Doğan, Cem Vakfı'nı nasıl kurduğunu anlattı
Prof. İzzettin Doğan Cem Vakfı'nı kurmak için 47 isimle birlikte yola çıktıklarını anlattı. Doğan vakfın kuruluş sürecinde düzenledikleri toplantılara Sünni din adamlarının da katıldığını belirtirken, müftülerden de destek gördüklerini söyledi.
DUVAR - Cem Vakfı Onursal Başkanı Prof. İzzettin Doğan, Cem Vakfı’nın kuruluş sürecinde kimlerle yola çıktıkları ve nasıl bir yöntem izlediklerine ilişkin açıklamalarda bulundu. Yurt gazetesinden Süleyman Kılıç ve Bengü Babaeker'a konuşan Doğan şunları anlattı:
KİMLERLE YOLA ÇIKTILAR?: Cem Vakfı 1960’larda başlayan bir mücadelenin sonunda 1995 yılında 47 yol arkadaşımız ile kurulan bir vakıftır. Bu kişilerin yanında maddi ve manevi katkılarını esirgemeyen arkadaşlarımızı da burada anmak kadirşinaslığımızın gereğidir. Bunlardan biri İbrahim Polat beydir. Mustafa Süzer ve Mehmet Özcan beyler ve başka arkadaşlar da vardı. Özellikle İbrahim Arıkan beyi de ifade etmek isterim.

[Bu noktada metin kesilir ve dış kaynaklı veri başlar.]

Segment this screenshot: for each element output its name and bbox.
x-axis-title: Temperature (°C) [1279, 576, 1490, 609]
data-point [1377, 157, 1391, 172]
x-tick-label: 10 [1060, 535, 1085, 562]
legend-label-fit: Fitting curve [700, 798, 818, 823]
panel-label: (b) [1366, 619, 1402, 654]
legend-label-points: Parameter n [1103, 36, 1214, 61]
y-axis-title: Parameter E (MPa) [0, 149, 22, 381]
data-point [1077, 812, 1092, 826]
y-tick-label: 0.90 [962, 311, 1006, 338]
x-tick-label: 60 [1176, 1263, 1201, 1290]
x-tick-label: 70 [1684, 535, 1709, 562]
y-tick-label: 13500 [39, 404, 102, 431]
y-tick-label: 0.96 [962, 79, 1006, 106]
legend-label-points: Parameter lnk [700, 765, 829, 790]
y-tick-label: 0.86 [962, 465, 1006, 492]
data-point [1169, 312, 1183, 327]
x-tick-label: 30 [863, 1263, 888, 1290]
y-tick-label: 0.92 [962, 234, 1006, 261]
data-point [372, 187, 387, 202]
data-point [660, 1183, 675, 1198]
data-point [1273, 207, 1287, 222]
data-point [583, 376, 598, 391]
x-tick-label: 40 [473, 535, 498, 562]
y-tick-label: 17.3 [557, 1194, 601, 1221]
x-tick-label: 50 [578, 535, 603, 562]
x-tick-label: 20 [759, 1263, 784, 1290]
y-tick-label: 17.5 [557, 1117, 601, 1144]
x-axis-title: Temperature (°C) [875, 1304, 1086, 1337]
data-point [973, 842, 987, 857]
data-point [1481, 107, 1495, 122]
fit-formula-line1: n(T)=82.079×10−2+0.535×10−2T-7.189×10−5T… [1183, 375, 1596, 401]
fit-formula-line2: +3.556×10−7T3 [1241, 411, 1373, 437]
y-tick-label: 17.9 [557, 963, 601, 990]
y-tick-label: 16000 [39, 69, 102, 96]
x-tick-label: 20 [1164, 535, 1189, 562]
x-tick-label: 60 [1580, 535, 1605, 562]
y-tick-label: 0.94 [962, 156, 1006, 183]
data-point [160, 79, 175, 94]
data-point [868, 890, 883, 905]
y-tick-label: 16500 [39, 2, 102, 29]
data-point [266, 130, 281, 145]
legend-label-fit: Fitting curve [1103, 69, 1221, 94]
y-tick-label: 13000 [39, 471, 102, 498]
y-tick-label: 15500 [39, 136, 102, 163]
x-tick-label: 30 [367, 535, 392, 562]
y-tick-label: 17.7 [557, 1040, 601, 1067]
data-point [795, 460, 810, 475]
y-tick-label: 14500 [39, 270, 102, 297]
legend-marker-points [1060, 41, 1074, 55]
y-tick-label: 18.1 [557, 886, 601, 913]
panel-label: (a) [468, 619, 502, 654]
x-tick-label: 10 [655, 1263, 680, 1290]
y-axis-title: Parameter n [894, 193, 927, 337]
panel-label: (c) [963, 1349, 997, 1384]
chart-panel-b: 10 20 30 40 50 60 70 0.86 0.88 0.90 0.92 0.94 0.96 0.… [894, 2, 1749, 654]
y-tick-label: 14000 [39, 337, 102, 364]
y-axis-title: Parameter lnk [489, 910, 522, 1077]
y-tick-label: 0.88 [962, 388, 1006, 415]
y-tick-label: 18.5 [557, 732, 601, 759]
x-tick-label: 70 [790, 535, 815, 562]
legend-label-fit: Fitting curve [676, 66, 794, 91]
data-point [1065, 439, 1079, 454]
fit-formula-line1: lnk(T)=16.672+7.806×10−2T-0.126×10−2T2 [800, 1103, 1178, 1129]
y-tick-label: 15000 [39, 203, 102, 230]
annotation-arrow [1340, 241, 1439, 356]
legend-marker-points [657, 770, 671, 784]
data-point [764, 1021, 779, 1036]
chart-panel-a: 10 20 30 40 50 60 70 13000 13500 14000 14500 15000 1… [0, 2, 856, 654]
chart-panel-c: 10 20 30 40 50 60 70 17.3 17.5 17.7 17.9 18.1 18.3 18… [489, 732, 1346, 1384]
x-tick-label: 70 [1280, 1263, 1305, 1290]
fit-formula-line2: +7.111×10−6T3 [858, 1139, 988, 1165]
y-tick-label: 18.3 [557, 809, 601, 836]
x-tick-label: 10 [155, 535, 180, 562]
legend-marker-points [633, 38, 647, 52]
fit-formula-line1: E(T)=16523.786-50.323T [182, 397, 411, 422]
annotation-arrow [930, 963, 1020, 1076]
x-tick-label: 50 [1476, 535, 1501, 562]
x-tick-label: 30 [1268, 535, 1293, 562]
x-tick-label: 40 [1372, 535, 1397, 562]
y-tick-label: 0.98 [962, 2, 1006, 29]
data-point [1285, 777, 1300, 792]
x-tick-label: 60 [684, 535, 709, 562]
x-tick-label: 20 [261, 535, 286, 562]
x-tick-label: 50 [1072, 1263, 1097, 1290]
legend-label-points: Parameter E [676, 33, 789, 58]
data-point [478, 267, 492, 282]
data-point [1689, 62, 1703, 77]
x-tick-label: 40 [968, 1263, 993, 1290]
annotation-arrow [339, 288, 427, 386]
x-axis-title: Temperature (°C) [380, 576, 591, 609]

SUNNİ ULEMALAR DA KATILDI: Türkiye’nin her tarafında binlerce toplantı yaptık. Avrupa’nın hemen her ülkesinde seminerler, sempozyumlar düzenledik. Bu toplantılarımıza Sünni kesimden ulemalar da katıldı. Bunlardan biri
eski Diyanet İşleri Başkanlarımızdan ve Devlet eski Bakanlarımızdan Lütfi Doğan beyefendidir. Bir diğeri Prof. Dr. Yaşar Nuri Öztürk beyefendidir. Nereye gittiysek bizimle beraber oldular. Yanımızda durdular.İslam’da bir tek Sünni yorumunun olmadığını, Anadolu İslam’ının özünde Alevi kültürünün olduğunu söylediler. Bazı konularda bizlerden de iyi ilahiyatçılar olarak sözlerini sakınmadılar. Sünni kardeşlerimizin tahrik edilerek bu toplantılarda münferit de olsa, düşük ihtimal de olsa problem çıkmasını söylemleriyle, varlıklarıyla önlediler.
MÜFTÜLER DESTEK VERDİ: Sünni aydın kesimden destekler oldu. Özellikle Erzincan’da, Malatya’da, Sivas’ta gördük. Sivas ve Erzincan’da vakfın ve cemevlerimizin temellerini attığımızda ilk bağışları müftüler yaptı. Hiç tevazu göstermeye gerek yok. Var olma mücadelemizi zaferle sonuçlandırdık. Bu kadar uzun süreli bir mücadeleyi, 25-30 milyon insanın düşünce ve inanç özgürlüğünü, kendi iç dünyasının bağımsızlığa ulaşması hareketini büyük emeklerle ama hiç kimsenin burnunu kanatmadan, ihtilafa meydan vermeden yürüttük. Bu son 30 yılda devletin yönetiminde bulunan insanların çoğuyla tanışma fırsatım oldu. Şunu gördüm. Çoğu iktidar sahibi Türkiye'nin bu önemli meselelerine ya vakıf değildiler ya da umursamadılar.